Thielemann bedankte sich vor allem beim Wiener Staatsoperndirektor Dominique Meyer, der "mich freundlicherweise aus meinem Vertrag für einen 'Lohengrin' 2014 entlassen hat. Ohne diese Kollegialität hätten wir dieses Projekt 'Osterfestspiele Salzburg' gar nicht machen können, und ich säße jetzt nicht hier", erläuterte der 52-jährige Dirigent. Semperoper-Intendantin Ulrike Hessler sagte dazu, es grenze an ein Wunder, dass es möglich wurde, sämtliche Spielpläne des Opernhauses in so kurzer Zeit umzubauen und auf Salzburg abzustimmen. "Salzburg und Dresden sind seit 20 Jahren Partnerstädte, und es hat wohl so kommen müssen, diese Zusammenarbeit kann nur gut werden."
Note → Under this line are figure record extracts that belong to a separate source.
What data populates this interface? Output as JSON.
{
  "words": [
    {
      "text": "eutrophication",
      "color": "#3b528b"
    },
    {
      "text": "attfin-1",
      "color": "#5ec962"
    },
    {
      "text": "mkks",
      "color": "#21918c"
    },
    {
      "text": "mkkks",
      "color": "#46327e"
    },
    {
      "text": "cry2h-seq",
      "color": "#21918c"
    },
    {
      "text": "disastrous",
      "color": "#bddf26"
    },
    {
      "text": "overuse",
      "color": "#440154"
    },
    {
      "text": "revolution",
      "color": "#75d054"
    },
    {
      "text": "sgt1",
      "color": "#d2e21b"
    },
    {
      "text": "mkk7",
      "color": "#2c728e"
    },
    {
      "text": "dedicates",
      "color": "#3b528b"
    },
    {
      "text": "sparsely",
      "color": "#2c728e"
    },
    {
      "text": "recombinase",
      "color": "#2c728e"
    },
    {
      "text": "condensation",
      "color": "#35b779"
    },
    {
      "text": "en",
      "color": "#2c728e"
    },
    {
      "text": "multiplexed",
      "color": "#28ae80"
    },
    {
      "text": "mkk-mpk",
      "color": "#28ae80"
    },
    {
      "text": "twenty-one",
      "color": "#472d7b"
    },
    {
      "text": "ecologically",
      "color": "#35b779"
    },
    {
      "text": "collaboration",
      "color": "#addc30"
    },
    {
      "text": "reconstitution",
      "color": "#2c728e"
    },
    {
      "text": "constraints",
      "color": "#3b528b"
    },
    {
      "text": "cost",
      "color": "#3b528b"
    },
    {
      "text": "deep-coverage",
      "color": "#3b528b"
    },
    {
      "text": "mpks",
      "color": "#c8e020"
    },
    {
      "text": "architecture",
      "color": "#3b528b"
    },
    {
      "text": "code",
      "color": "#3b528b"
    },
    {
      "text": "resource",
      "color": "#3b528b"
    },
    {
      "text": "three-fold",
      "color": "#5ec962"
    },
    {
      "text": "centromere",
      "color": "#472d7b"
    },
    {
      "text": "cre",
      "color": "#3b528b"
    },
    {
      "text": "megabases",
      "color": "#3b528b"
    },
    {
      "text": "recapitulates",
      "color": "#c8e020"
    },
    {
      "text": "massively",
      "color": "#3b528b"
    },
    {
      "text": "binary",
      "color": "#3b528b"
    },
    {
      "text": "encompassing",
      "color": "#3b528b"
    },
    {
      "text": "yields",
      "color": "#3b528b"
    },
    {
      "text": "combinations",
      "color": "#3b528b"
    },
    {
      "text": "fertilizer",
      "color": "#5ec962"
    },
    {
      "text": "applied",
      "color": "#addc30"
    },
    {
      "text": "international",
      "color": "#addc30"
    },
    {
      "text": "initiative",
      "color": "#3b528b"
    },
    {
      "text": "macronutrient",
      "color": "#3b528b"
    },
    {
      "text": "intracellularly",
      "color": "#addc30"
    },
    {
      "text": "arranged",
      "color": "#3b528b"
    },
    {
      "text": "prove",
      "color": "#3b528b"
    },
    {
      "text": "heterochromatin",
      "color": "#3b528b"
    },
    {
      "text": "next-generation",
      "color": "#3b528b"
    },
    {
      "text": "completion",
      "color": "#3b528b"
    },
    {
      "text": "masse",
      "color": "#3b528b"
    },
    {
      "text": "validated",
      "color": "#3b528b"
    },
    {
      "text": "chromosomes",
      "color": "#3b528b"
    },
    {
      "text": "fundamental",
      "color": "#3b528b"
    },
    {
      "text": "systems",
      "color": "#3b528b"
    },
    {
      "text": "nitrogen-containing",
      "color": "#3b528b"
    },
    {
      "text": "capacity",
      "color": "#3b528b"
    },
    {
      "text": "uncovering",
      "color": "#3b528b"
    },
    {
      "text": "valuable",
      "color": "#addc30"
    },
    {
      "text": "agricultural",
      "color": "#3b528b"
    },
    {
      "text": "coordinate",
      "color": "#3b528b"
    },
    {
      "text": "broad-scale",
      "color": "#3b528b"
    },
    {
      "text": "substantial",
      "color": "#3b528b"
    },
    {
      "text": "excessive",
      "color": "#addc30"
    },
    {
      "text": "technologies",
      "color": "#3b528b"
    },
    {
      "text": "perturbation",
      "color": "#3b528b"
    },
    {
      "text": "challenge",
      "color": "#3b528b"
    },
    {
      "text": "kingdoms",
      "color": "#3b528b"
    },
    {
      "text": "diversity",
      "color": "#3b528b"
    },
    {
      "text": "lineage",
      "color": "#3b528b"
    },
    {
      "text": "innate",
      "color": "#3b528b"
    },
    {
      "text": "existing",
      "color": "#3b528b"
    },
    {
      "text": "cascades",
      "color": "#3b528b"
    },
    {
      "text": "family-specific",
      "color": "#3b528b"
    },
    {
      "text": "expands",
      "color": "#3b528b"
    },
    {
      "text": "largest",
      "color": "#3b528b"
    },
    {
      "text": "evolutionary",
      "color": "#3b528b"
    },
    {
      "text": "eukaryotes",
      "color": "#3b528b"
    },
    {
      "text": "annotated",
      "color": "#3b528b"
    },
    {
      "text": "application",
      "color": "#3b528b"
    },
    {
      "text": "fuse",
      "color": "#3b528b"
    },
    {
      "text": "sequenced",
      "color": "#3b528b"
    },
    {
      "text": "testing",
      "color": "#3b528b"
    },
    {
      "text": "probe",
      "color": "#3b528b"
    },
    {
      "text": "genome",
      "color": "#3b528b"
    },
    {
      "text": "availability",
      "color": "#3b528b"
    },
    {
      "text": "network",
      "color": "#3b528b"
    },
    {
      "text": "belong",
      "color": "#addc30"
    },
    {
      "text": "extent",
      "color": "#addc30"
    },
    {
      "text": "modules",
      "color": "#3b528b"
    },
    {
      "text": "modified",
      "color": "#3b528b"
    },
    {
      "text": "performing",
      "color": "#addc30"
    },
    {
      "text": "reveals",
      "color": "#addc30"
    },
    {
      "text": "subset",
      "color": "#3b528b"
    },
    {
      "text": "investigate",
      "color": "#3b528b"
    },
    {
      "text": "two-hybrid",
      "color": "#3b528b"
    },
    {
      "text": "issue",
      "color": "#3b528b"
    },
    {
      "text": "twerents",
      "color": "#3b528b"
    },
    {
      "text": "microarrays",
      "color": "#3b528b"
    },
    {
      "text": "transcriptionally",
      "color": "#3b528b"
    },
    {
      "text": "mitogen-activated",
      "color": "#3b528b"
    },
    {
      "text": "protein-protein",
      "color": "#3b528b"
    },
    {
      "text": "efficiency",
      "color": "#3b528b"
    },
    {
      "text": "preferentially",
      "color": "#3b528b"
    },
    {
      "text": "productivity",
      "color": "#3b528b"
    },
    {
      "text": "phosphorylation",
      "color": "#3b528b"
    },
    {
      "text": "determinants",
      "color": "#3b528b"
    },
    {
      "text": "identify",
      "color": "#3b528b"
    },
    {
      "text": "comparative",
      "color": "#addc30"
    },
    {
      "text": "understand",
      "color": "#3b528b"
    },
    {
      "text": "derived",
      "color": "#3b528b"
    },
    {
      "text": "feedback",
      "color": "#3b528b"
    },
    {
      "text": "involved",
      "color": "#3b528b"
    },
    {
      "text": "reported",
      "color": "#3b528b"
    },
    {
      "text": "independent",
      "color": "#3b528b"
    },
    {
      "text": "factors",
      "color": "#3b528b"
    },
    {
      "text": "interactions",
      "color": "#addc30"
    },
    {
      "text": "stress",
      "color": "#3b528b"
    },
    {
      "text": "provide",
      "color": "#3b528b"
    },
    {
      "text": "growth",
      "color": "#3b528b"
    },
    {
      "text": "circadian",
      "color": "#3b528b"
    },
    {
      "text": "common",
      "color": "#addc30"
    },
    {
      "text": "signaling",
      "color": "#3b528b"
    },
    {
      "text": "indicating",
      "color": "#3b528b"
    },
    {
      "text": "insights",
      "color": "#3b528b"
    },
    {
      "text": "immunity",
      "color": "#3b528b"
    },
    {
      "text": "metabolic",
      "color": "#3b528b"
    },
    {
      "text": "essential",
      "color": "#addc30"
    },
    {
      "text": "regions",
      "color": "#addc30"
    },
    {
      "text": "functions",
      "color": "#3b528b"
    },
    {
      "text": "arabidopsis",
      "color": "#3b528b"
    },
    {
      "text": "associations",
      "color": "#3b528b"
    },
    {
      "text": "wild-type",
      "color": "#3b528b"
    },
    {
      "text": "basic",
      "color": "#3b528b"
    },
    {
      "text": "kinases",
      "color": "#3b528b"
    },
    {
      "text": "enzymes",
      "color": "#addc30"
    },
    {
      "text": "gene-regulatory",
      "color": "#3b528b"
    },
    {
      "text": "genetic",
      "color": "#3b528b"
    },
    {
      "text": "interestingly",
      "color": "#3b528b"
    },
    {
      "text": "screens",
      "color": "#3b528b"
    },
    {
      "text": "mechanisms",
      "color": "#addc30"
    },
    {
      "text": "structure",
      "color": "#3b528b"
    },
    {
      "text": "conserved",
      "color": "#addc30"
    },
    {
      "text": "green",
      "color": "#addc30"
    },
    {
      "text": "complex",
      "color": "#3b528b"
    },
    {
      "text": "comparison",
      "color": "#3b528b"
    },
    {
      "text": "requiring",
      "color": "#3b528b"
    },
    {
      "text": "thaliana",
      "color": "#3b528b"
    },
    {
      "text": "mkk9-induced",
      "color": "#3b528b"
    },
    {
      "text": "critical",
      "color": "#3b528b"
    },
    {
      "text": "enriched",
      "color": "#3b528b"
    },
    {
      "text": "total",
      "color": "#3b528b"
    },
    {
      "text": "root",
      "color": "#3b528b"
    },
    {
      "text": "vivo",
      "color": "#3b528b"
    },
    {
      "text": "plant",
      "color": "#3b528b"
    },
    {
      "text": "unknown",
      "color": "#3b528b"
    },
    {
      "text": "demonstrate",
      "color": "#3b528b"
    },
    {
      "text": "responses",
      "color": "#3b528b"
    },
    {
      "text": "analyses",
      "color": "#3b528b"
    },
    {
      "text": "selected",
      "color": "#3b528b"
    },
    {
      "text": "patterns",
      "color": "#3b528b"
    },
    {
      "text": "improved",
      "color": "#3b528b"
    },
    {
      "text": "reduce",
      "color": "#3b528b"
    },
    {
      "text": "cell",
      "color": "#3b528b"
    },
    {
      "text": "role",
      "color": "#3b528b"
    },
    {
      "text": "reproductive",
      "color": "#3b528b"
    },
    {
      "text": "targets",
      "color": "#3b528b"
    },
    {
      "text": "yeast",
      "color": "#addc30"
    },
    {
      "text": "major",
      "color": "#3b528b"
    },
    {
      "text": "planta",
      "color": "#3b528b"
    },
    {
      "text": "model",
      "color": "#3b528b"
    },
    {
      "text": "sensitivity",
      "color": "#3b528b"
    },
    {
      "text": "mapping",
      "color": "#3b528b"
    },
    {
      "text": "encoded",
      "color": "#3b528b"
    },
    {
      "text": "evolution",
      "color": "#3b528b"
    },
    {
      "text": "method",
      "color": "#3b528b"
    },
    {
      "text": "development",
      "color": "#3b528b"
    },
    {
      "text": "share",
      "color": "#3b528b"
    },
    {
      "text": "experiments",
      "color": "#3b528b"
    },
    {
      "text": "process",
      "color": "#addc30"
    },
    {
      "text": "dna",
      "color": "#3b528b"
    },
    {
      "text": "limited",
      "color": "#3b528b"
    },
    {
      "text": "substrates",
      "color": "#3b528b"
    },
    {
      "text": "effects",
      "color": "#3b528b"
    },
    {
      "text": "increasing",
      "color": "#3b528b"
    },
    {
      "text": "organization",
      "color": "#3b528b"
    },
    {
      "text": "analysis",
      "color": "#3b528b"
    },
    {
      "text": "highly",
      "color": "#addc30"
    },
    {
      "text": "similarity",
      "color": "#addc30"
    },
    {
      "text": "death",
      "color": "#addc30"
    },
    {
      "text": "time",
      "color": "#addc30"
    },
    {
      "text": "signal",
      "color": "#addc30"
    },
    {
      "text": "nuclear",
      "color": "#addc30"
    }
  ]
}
Baden-Baden will Pläne mit Thielemann neu ordnen
Nach der Entscheidung von Thielemanns will das Festspielhaus Baden-Baden seine eigenen Pläne mit Thielemann nun neu ordnen. "In den nächsten Wochen werden wir uns als Freunde treffen und weitere Zukunftspläne besprechen", sagte Intendant Andreas Mölich-Zebhauser am Mittwoch. Der künftige Dresdner Chefdirigent sei Baden-Baden eng verbunden. Thielemann hatte in der Kurstadt 2009 den "Rosenkavalier" und im Jahr darauf die "Elektra" dirigiert. Im kommenden Jahr ist er für die "Ariadne aus Naxos" eingeplant, mit der er seine Strauss-Reihe fortsetzen wird. Über weitere zukünftige Projekte soll in den nächsten Wochen gesprochen werden.